AM: Well, when I quit school, I couldn't tell my dad and my mom, because they were paying our tuition, although I worked two part-time jobs to help pay for some of it. I'll explain that later, I guess. But it just seemed to me that, that it was not what I really wanted to do, but I didn't know how to get out of it. So one of the, the Jewish girl that I was telling you about said she had decided she was gonna go to Germany. This was after the Holocaust, and she knew something about what had happened to the Jews in Germany, so for some reason she wanted to go to Germany. So she signed up to go to Department of Army job in Germany, and so I thought, "Well, I don't want to go to Germany, I want to go to Japan if I go anywhere," so that's what I did, signed up to... we had to pass a civil service examination. And I did not know what that meant, but it was a rigorous examination. The criteria was that you had to be able to type sixty words a minute without mistakes. I flunked the first time, and having been a good student my whole life, I couldn't imagine flunking anything, let alone typing, but I flunked typing.
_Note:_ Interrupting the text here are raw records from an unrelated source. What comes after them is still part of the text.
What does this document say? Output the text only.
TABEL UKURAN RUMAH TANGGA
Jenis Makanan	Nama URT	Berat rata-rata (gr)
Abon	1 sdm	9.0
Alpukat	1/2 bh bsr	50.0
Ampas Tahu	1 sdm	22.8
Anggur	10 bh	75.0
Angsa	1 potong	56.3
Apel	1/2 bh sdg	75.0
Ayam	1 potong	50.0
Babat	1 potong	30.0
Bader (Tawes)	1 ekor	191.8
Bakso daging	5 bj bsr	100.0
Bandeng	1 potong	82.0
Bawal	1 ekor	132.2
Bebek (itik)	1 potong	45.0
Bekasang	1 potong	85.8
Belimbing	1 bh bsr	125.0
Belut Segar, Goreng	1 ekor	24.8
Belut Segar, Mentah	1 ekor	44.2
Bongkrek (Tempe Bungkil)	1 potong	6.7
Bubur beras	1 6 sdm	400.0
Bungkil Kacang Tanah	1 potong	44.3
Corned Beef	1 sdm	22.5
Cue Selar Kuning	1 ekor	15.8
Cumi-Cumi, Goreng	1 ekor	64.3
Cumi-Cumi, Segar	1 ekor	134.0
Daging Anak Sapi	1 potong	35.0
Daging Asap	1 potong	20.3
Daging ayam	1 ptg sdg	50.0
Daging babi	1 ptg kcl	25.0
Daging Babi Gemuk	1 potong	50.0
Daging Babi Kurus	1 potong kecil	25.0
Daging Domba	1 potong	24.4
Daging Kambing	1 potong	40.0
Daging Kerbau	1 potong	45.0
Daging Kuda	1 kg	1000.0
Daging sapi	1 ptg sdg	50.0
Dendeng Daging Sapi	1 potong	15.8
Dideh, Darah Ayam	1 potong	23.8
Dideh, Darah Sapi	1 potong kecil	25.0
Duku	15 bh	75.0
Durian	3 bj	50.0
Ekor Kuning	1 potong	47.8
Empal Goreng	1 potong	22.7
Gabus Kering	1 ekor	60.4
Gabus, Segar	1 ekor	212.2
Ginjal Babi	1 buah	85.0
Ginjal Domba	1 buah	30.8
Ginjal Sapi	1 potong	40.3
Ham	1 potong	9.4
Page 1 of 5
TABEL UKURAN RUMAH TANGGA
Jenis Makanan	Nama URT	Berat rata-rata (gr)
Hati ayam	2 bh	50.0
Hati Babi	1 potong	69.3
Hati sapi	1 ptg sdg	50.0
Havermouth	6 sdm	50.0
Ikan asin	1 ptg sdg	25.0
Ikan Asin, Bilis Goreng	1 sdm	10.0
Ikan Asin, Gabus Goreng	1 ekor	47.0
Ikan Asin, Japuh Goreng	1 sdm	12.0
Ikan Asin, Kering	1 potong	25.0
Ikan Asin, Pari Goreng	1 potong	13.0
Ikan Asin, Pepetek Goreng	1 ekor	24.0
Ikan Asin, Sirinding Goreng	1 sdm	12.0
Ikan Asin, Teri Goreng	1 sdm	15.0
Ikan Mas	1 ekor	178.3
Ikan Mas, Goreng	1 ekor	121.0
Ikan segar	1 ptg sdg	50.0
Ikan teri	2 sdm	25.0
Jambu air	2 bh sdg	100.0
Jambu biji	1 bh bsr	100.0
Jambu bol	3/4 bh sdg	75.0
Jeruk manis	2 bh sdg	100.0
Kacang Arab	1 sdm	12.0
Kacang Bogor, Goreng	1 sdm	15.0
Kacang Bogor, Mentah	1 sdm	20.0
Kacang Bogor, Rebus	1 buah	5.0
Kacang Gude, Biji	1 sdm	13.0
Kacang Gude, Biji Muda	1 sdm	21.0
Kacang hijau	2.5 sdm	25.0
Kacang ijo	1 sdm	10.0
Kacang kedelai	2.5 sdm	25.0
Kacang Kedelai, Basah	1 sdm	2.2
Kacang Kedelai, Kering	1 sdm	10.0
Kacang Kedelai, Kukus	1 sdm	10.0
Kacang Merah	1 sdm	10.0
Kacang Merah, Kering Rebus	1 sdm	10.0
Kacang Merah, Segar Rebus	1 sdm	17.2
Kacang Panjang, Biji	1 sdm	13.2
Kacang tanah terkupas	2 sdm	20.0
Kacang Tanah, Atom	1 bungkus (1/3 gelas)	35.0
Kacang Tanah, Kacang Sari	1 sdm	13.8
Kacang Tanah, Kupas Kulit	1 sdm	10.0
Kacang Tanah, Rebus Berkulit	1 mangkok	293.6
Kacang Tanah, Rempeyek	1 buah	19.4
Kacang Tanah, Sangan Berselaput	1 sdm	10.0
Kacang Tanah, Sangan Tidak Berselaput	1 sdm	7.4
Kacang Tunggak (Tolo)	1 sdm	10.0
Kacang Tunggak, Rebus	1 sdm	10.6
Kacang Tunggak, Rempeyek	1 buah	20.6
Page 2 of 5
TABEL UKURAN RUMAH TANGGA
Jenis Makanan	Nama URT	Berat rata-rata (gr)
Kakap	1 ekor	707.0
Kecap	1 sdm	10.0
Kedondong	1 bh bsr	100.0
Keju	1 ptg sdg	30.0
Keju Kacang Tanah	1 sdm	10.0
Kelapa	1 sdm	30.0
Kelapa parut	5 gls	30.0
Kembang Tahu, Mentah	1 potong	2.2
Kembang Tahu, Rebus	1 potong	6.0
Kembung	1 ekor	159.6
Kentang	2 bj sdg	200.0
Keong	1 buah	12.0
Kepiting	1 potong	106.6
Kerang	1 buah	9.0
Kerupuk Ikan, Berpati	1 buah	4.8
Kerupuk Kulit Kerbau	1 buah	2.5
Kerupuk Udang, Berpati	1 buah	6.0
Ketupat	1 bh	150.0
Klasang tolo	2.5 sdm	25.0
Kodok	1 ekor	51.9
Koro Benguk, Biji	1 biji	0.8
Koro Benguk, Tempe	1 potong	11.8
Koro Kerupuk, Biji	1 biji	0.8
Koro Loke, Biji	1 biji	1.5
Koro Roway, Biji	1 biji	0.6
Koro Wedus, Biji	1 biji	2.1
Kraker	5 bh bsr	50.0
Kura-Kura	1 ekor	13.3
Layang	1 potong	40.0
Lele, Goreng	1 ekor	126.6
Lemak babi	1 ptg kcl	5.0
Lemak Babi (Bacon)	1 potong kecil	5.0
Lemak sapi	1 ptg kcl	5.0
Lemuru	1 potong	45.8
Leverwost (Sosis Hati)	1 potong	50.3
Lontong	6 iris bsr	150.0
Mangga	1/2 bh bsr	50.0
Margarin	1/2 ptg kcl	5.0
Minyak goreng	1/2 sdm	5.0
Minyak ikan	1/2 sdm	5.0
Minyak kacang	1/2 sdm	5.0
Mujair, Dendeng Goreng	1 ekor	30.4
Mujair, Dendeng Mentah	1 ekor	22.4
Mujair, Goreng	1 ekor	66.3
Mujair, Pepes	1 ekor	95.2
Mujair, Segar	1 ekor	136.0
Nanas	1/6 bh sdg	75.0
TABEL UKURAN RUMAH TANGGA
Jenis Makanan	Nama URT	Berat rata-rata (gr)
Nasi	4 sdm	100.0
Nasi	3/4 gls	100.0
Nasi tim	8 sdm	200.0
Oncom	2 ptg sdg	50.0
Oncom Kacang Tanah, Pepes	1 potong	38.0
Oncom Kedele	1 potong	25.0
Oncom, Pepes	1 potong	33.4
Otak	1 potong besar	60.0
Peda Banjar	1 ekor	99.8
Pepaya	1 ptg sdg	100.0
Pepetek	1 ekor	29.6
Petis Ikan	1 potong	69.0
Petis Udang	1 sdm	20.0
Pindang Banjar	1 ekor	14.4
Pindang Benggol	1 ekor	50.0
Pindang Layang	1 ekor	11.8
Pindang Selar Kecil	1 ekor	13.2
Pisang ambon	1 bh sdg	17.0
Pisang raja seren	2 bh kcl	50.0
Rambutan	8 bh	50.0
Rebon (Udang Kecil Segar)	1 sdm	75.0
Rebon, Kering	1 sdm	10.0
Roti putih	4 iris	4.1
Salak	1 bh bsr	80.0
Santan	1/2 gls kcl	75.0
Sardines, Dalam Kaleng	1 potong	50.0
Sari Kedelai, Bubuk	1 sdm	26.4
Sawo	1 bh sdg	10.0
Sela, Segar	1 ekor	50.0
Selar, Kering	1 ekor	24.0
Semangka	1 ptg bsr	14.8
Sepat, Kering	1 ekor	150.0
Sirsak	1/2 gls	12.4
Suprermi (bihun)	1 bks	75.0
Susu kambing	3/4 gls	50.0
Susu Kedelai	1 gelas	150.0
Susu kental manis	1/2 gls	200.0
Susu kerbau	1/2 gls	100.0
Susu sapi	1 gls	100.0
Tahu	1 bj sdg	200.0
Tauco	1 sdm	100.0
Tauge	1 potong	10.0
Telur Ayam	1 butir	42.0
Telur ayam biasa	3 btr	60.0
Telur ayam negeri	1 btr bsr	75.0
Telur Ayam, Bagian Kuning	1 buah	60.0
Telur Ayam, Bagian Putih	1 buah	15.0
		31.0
So I was working at that time at Mount Sinai Hospital in the cancer, the first cancer detection clinic that existed in the world. This was in 1947, mind you. And so in 1947, then I started working for Mount Sinai Hospital, and that's where I learned medical terminology. Because I took dictation on one of those wax cylinder dictaphones that doctors would dictated into, and then my job was to transcribe it. And I think that the fact that I studied Latin in parochial school helped because I had no problems with spelling, learning the terminology, and it was really a good thing for me to have a skill that I didn't know that I was getting and later on I did find useful. But that's what I did, and took my second or -- I guess it was my second typing test, and I passed. I made eighty words without making a mistake, and that's pretty fast.

DM: So you did end up being able to go to work for the Army.

AM: Yeah.

DM: And did they...

AM: Army of the Occupation.

DM: So you ended up in Japan.

AM: Yeah.

DM: And what did you do there?

AM: Well, I worked for the General MacArthur's headquarters office. And most of it was, most of the work that was done -- and the guy who was the head of the department was a Navy captain, retired Navy captain. And he apparently knew a lot about Japan and was a Navy captain during the war, I think. But his job was, in particular, interested in the Zaibatsu, so most of the work was working with the conglomerates and things like that. So that was an interesting time in Japan, when the conglomerates were being dismantled. And I was thinking about this this morning because I was, I put this on this morning, [Ed. note: referring to necklace] and I thought about the woman who gave it to me. And, and because of the Zaibatsu connection, some of the people we worked with were pretty poor, but they were, had had, at one time, a lot of money and a lot of property. So this woman gave this to me, and she told me what this was was one of those things that you put, women in a formal dress, it's a decoration for it. It's platinum and gold, and she gave it to me as a gift. And I made it into a lavalier, to wear on my neck, 'cause I don't wear, obviously, elaborate hairdos. And so I put this on this morning, and I wasn't putting it on for any reason other than the fact that it was what I was putting on. And I thought about the woman who gave it to me, and so I just wanted to mention that. I often wish that I had delved more deeply with their lives, and I didn't. I just was, just secretarial, administrative assistant.